Alec Guinness, ‘Oliver Twist’ 🥸🥸🥸🥸
Charles Dickens wrote Fagin in “Oliver Twist” as a totally antisemitic villain, and within the 1948 movie adaptation, Alec Guinness, the non-Jewish actor who performed the character, spoke in a droning lisp and appeared with hooded eyes and an unlimited prosthetic hook nostril. The nostril was deemed “extremely insensitive,” as The Jewish Chronicle wrote, and it provoked important anger from Holocaust survivors.
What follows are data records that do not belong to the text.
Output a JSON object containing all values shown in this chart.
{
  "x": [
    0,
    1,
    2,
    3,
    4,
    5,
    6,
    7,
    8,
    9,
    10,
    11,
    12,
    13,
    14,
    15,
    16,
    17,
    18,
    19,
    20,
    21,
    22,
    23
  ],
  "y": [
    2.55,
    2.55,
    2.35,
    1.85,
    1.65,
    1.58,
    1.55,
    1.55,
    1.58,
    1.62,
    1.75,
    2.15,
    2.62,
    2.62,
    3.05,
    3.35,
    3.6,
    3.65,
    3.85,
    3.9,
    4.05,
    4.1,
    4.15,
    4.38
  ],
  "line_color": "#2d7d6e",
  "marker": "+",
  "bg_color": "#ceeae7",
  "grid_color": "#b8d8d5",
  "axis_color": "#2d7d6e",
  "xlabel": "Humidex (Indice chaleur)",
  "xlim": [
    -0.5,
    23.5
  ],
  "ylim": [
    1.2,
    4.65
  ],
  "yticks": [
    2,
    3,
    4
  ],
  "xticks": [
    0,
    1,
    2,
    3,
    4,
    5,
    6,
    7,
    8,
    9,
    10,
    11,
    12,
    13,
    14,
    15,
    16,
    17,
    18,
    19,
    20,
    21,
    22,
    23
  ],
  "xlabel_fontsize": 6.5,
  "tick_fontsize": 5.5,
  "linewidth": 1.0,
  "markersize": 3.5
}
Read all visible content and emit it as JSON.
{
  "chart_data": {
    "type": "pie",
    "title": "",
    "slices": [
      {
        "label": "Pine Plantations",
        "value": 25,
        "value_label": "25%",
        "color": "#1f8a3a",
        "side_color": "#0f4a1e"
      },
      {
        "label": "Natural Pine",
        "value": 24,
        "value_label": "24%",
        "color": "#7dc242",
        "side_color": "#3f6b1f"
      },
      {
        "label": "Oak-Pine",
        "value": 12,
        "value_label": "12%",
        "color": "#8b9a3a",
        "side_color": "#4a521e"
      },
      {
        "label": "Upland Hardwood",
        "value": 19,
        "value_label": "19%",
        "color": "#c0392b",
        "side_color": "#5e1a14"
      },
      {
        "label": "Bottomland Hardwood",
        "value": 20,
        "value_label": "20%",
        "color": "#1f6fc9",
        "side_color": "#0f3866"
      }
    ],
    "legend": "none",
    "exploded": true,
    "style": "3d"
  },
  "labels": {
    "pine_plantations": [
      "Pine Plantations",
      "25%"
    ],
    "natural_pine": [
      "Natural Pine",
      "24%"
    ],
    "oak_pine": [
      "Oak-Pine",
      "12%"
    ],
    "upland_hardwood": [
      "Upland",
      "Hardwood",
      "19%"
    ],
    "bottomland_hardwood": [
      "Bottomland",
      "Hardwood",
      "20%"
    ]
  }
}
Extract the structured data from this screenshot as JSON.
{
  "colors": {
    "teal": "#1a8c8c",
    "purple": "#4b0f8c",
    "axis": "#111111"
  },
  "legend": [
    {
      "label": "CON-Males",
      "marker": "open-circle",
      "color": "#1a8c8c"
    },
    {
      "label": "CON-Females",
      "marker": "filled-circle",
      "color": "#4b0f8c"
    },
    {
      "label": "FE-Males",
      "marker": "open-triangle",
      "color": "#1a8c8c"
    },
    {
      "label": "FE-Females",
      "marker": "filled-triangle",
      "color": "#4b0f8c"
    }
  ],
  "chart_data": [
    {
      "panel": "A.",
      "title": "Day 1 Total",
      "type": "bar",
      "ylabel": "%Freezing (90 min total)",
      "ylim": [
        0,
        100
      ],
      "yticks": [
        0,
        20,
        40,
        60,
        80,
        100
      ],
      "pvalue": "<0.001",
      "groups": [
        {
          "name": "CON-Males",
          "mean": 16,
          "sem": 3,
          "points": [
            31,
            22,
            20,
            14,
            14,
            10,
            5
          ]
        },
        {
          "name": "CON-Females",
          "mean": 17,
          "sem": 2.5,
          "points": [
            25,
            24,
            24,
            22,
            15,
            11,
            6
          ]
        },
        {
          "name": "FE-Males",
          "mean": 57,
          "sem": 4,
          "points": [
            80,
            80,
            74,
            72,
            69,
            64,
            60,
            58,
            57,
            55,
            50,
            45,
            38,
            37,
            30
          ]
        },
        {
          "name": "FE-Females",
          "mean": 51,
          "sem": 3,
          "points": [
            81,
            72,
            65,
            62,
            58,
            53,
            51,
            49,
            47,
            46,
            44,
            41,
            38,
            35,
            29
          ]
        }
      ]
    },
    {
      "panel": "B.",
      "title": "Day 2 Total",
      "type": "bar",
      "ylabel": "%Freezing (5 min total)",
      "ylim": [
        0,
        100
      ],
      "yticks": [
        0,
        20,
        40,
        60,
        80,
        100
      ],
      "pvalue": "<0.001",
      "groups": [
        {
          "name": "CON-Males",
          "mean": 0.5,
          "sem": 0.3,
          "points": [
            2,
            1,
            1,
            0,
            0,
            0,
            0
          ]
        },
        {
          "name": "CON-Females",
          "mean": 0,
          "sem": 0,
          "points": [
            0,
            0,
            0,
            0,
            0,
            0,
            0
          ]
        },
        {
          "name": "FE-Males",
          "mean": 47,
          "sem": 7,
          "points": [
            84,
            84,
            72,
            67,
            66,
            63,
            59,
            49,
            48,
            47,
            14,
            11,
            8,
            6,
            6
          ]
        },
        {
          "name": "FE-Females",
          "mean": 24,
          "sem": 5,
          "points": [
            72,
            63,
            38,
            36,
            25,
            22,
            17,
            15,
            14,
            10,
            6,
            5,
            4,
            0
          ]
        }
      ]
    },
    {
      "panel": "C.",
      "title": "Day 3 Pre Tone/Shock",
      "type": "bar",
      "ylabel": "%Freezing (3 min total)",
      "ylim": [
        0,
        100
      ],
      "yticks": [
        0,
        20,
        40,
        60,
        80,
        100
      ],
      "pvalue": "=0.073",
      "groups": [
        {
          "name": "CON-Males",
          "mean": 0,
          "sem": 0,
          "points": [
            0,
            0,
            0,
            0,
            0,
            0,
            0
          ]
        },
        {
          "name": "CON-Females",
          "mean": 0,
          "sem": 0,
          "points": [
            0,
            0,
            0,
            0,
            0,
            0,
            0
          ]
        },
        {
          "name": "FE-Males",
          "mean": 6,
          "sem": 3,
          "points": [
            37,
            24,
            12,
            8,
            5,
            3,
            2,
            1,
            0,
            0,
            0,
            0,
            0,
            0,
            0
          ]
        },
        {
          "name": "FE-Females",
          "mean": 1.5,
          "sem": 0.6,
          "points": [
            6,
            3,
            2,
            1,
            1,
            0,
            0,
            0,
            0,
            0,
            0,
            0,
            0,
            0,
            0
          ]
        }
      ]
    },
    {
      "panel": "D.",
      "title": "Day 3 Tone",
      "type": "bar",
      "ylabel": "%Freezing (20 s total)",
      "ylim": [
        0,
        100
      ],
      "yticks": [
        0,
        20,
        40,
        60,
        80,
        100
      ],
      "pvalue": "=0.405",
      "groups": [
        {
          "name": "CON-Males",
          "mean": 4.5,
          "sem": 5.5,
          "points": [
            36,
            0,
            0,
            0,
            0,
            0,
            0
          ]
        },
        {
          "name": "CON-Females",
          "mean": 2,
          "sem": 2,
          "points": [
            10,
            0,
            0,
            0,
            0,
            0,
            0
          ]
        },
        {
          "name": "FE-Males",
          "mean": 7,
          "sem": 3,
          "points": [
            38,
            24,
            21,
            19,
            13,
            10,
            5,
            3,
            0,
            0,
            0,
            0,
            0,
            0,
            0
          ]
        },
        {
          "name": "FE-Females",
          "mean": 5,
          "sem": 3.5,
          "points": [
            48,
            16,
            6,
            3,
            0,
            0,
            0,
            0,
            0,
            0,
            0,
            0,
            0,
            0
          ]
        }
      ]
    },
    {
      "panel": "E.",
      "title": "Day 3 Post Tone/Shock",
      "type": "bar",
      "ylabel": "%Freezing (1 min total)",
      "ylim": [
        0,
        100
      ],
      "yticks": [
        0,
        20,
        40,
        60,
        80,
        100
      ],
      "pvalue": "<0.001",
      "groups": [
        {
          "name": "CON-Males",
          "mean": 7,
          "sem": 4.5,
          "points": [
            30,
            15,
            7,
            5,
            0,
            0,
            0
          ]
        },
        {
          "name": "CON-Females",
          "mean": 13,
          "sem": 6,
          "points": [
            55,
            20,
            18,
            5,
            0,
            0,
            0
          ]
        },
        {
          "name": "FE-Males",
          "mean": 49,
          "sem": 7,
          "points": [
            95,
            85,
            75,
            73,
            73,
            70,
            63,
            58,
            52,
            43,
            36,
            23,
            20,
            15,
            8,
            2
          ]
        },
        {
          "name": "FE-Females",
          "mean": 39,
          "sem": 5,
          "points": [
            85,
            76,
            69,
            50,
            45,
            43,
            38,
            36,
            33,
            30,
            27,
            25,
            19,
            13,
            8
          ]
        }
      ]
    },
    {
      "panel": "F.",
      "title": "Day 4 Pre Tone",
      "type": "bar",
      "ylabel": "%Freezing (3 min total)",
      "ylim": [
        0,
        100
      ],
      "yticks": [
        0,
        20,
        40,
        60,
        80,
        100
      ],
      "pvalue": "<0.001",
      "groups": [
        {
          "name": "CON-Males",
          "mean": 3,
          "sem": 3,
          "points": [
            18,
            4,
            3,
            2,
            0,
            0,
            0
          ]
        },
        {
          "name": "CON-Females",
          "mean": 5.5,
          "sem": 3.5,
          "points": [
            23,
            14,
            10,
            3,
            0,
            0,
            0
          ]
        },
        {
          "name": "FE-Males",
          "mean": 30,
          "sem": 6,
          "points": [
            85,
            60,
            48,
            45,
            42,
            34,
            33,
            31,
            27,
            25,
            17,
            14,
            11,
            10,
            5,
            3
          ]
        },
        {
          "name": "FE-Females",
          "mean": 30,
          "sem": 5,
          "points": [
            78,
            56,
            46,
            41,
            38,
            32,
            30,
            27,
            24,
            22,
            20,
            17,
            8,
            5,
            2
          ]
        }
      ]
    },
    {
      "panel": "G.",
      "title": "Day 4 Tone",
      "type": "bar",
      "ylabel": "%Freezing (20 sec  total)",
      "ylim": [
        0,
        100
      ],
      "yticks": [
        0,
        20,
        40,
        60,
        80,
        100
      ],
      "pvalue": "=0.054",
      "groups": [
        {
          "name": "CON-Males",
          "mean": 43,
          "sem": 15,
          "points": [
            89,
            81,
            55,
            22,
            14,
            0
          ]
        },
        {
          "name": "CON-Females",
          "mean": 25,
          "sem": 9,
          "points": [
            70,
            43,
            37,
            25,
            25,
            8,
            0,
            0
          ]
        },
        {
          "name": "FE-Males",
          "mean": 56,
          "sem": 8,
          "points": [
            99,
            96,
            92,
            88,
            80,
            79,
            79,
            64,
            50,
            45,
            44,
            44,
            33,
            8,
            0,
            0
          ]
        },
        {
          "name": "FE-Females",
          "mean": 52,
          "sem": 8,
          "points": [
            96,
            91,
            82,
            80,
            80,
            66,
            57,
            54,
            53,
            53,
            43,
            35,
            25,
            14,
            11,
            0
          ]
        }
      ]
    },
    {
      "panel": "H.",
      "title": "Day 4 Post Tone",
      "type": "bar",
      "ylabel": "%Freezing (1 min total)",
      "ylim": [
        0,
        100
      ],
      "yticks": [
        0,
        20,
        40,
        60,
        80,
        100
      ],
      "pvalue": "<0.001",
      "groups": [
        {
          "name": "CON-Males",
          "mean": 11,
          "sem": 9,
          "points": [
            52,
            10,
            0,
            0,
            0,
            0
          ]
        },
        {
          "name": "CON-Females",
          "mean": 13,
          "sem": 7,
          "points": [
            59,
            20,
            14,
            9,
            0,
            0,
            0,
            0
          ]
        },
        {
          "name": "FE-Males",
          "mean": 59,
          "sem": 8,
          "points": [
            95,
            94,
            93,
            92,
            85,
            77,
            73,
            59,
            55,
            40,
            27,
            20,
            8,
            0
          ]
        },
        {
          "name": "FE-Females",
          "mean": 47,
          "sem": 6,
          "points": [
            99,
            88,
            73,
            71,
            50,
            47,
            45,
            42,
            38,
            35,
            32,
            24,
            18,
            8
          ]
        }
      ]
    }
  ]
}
Billy Crystal, ‘The Princess Bride’ 🥸🥸🥸🥸
Billy Crystal was already so humorous in “The Princess Bride” (1987) that the director, Rob Reiner, claimed that he needed to depart the set throughout Crystal’s scenes as Miracle Max as a result of he was unable to comprise his laughter. Including a bulbous tomato of a nostril took Crystal’s bodily comedy excessive. (Mandy Patinkin, who performed Inigo Montoya, really bruised a rib attempting to stifle his personal chuckles.)
Steve Martin, ‘Roxanne’ 🥸🥸🥸🥸🥸
You would land a fowl on that factor (which the director, Fred Schepisi, did). Steve Martin’s five-inch appendage for the 1987 movie took 90 minutes to use each day and two minutes to take away. “God how I hated that factor,” he instructed The Washington Publish.